Aqui, um intermezzo para a compreensão do conceito de desenvolvimento econômico. Isto é, compreende-se não somente o crescimento da atividade econômica e da renda média. Considera-se ampliação da distribuição, do emprego, do melhor uso do meio ambiente e a ampliação das qualidades de vida da população. Embora todos esses fatores não derivem única e diretamente da atividade industrial, estão intimamente interligados.

É importante ressaltar também que a desindustrialização amplia a dependência em relação aos países com maior nível de industrialização, à medida que estes são fornecedores dos bens duráveis, de consumo e de capital. Este último, subdivide-se em capital financeiro e bens de capital. A dependência dos países em relação aos bens de capital estrangeiro, amplia sua necessidade de formação de capital interno, que por sua vez, impossibilitada pela baixa atividade econômica e prejudicada pela desindustrialização, cria a ideia de que precisa-se de capital financeiro para financiar a formação de capital. Assim, o país dependente passa a financiar-se a partir de Investimentos Estrangeiros Direto (IED), cujo ação no desenvolvimento depende, sobretudo, da forma que este interage com o sistema produtivo da economia receptora (BOTTA, 2017).

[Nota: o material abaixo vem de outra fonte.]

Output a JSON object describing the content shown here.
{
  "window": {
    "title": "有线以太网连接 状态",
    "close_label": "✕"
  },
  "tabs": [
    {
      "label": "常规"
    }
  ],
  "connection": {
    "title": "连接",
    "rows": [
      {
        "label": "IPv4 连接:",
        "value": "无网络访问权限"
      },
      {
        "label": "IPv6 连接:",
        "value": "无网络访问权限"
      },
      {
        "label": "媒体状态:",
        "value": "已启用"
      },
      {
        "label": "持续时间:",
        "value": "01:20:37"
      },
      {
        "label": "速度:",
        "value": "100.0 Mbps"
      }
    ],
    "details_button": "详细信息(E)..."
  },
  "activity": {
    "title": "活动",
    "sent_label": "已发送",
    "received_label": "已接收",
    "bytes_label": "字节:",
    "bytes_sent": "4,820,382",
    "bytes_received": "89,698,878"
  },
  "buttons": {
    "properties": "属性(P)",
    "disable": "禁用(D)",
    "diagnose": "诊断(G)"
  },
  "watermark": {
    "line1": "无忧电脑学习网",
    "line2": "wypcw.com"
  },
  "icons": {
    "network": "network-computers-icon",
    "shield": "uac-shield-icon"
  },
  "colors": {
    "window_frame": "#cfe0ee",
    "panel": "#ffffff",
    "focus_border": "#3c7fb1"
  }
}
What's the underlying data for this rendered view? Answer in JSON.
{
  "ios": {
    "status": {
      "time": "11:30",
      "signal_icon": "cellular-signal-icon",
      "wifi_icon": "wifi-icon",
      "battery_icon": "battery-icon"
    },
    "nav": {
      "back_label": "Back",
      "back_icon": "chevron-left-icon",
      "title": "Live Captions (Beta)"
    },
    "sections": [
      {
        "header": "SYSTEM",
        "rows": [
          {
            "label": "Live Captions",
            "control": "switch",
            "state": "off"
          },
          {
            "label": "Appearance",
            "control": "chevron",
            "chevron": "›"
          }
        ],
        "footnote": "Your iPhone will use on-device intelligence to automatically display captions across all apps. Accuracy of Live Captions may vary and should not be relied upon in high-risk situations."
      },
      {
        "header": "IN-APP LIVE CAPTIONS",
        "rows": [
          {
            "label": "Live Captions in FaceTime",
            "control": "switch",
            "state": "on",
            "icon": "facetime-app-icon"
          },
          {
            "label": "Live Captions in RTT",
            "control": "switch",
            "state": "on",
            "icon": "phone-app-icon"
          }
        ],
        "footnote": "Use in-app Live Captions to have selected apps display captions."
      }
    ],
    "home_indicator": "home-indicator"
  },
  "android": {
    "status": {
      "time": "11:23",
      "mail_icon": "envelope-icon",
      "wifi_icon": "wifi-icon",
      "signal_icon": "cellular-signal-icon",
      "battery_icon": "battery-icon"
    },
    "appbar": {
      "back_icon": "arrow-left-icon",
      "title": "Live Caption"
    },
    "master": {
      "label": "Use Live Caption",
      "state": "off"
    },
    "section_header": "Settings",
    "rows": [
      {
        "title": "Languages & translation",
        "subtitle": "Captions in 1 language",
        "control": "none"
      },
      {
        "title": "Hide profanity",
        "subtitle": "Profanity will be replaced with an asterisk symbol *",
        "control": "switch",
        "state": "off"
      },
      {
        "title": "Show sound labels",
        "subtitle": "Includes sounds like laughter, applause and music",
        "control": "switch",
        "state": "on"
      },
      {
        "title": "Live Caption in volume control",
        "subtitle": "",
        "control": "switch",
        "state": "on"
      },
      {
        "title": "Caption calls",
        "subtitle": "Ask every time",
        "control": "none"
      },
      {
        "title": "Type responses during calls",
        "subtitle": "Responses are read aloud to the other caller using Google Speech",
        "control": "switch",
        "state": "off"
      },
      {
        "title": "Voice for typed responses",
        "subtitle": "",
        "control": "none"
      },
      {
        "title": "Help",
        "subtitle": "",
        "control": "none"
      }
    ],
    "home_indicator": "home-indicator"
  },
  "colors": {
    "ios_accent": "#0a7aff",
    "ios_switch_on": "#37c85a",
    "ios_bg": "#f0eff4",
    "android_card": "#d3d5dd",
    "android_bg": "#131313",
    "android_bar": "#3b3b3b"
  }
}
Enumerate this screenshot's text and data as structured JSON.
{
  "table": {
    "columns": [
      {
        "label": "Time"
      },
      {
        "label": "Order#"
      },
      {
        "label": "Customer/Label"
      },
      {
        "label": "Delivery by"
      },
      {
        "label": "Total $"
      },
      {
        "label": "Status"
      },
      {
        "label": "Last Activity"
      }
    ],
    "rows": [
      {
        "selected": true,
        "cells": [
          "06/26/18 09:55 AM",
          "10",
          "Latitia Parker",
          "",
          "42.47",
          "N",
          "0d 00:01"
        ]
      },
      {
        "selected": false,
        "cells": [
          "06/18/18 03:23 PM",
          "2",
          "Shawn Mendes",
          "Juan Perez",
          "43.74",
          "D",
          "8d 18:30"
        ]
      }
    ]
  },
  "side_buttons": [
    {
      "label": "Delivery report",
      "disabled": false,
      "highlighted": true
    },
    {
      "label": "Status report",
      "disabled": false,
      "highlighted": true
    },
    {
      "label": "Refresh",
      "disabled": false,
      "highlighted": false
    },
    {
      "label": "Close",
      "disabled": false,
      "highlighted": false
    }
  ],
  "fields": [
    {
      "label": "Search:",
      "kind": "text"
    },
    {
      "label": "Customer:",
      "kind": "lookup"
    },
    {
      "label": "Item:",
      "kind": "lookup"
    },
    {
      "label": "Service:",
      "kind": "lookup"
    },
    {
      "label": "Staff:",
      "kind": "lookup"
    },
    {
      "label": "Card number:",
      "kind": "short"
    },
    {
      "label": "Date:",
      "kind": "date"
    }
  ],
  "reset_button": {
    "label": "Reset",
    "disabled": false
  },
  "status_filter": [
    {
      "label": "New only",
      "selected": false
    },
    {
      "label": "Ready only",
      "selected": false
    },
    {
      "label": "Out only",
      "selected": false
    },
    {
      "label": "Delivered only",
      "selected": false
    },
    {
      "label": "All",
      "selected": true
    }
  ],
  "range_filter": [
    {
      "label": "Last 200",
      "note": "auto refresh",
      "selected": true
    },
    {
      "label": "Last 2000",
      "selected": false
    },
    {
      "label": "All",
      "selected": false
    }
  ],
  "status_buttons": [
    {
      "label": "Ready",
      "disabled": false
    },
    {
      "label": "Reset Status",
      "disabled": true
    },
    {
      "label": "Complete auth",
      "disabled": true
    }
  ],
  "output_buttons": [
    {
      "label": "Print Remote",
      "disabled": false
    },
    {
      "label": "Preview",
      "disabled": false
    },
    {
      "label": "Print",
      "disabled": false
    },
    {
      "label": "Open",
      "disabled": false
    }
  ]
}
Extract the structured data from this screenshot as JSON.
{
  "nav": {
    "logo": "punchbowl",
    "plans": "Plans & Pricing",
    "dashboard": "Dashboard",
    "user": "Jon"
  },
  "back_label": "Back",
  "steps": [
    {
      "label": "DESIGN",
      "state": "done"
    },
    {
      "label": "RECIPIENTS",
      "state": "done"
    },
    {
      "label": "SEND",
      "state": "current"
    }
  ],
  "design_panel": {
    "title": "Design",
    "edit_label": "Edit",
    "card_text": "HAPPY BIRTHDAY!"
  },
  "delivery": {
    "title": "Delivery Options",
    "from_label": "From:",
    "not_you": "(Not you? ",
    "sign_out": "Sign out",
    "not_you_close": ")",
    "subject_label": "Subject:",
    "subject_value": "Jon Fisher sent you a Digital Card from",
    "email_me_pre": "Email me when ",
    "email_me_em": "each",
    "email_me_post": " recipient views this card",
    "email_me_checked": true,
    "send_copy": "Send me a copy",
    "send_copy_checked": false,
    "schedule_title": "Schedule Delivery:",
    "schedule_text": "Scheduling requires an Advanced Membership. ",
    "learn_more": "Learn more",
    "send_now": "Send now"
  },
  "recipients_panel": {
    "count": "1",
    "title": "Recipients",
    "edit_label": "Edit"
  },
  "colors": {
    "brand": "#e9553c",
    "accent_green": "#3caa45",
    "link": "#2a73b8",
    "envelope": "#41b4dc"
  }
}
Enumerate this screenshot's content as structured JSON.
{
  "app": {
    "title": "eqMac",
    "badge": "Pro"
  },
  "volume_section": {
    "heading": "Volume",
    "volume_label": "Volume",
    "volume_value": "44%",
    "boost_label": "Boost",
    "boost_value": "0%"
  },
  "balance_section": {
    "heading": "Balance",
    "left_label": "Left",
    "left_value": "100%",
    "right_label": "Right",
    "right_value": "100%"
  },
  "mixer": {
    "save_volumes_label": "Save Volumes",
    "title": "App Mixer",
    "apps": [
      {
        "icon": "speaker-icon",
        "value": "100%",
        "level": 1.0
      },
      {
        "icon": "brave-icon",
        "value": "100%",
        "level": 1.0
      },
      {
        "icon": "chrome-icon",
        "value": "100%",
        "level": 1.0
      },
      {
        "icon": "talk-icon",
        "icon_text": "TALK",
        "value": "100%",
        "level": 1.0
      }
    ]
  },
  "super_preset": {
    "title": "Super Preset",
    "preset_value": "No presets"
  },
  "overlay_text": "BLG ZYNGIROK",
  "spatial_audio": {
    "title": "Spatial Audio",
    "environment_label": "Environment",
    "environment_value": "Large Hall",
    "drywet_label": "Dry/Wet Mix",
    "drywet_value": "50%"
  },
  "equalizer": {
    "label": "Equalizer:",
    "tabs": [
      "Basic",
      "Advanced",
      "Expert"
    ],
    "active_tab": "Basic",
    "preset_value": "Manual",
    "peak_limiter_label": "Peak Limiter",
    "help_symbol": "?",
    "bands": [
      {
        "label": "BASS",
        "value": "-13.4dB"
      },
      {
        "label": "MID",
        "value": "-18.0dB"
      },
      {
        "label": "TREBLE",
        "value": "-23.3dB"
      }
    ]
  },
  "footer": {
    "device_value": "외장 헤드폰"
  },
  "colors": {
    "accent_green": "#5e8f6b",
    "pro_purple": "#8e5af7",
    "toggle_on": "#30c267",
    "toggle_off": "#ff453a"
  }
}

O trabalho se subdivide em quatro seções além desta breve introdução, no qual a segunda seção visa a definição e a caracterização do processo conhecido por Doença Holandesa, como ela se configura, quais seus principais efeitos negativos e sua manifestação no Brasil. Na terceira seção, discute-se a Financeirização. O objetivo é conceituá-la, apontar seus impactos, conforme a literatura e mostrar sua interface na economia. Por fim, à guisa de conclusão, na quarta seção, defende-se a tese de que existe uma íntima correlação entre os dois fenômenos, e discute-se, com base no apresentado, elencar como esses processos podem mutuamente ampliar seus impactos em uma economia, especialmente a brasileira.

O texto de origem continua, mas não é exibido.